In early August, a team of Portuguese and Spanish researchers exhumed what they believed to be a fossilized brachiosaurid sauropod skeleton at Monte Agudo, Pombal, Portugal, according to a news release last week.
Sauropods – includes the largest dinosaurs in the world — were herbivorous dinosaurs known for their long necks and tails. Based on the remains discovered, researchers estimate that the dinosaur was about 12 meters (39 feet) tall and 25 meters (82 feet) long.
The team has so far discovered important parts of the skeleton, including vertebrae and ribs.
“It is unusual to find all the ribs of an animal in this condition,” said Elisabete Malafaia, a postdoctoral researcher at the University of Lisbon’s Faculty of Sciences.
“This mode of preservation is relatively rare in the fossil record of dinosaurs, particularly sauropods from the Portuguese Jurassic.”
The discovery is part of an ongoing project that began in 2017.
According to the statement, during construction work on the property that year, the homeowner found several petrified bone fragments in his yard.
He contacted the research team that started the first excavation that year.
Steve Brusatte, a paleontologist and professor at the University of Edinburgh in Scotland who was not involved in the project, called it “constipation—a dinosaur rib from someone’s garden.”
“(It goes to show) you can find them anywhere, whether it’s in badlands or someone’s backyard, there’s the right age and the right type of rock to preserve Jurassic bones,” he said, adding that finding dinosaur remains includes: luck and circumstances.
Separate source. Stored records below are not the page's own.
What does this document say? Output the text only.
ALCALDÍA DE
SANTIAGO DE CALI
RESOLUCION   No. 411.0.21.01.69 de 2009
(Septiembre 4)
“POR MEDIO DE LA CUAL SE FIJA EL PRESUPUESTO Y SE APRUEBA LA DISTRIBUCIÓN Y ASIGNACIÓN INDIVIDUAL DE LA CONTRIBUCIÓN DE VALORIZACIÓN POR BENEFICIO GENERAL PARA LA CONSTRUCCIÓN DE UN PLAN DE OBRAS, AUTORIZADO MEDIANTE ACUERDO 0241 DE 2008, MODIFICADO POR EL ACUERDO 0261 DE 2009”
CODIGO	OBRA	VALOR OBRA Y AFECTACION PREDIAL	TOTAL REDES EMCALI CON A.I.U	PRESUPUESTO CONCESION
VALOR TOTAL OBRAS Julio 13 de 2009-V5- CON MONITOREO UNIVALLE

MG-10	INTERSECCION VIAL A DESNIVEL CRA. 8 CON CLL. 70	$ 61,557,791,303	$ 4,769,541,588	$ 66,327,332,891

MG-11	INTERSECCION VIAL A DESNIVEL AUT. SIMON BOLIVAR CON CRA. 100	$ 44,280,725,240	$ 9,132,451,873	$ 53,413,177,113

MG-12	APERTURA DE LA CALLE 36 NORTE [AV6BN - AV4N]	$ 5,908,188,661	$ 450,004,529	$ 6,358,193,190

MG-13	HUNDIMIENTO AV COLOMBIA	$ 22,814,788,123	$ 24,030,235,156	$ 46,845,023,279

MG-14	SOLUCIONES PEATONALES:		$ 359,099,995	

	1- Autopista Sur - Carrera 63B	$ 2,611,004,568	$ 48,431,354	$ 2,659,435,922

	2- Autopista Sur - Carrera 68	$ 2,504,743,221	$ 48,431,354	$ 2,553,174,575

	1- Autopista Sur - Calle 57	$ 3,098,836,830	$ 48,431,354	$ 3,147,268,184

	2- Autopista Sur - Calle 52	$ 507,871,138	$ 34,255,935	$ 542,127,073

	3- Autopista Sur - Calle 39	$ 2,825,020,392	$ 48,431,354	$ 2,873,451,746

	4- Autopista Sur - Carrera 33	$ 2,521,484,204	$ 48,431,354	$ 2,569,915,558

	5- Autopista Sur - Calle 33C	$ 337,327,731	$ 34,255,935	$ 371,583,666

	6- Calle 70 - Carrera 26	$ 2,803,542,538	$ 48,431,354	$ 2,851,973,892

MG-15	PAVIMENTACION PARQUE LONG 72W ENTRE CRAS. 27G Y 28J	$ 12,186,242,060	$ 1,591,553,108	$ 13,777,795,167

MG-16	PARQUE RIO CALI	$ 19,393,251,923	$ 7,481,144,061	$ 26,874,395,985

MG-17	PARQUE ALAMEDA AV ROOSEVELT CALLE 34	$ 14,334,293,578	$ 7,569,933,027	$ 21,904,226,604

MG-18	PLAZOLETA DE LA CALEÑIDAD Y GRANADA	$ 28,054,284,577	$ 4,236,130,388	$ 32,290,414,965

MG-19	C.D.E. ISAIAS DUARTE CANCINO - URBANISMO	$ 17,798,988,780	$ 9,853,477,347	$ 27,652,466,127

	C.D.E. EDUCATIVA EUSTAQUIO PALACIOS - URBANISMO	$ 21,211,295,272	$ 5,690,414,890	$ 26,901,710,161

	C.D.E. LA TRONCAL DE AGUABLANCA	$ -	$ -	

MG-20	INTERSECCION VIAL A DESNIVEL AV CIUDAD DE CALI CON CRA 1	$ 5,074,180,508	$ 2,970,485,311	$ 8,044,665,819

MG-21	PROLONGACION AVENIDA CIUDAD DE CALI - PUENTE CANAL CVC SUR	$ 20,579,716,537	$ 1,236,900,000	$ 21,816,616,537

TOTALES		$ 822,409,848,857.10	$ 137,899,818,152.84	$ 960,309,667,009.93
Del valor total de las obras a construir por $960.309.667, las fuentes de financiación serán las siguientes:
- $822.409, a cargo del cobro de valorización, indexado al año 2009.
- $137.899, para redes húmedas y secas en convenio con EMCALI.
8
In dry rugged terrain, erosion by wind and water exposes rocks, and the topography is often a hot spot for fossils.
Dinosaurs from the Brachiosauridae group, to which the skeleton is thought to belong, It lived between the Upper Jurassic and Lower Cretaceous periods about 160-100 million years ago, the press release added.
Preservation of the skeleton found in Pombal It suggests that more could be discovered with more excavation at the planned site.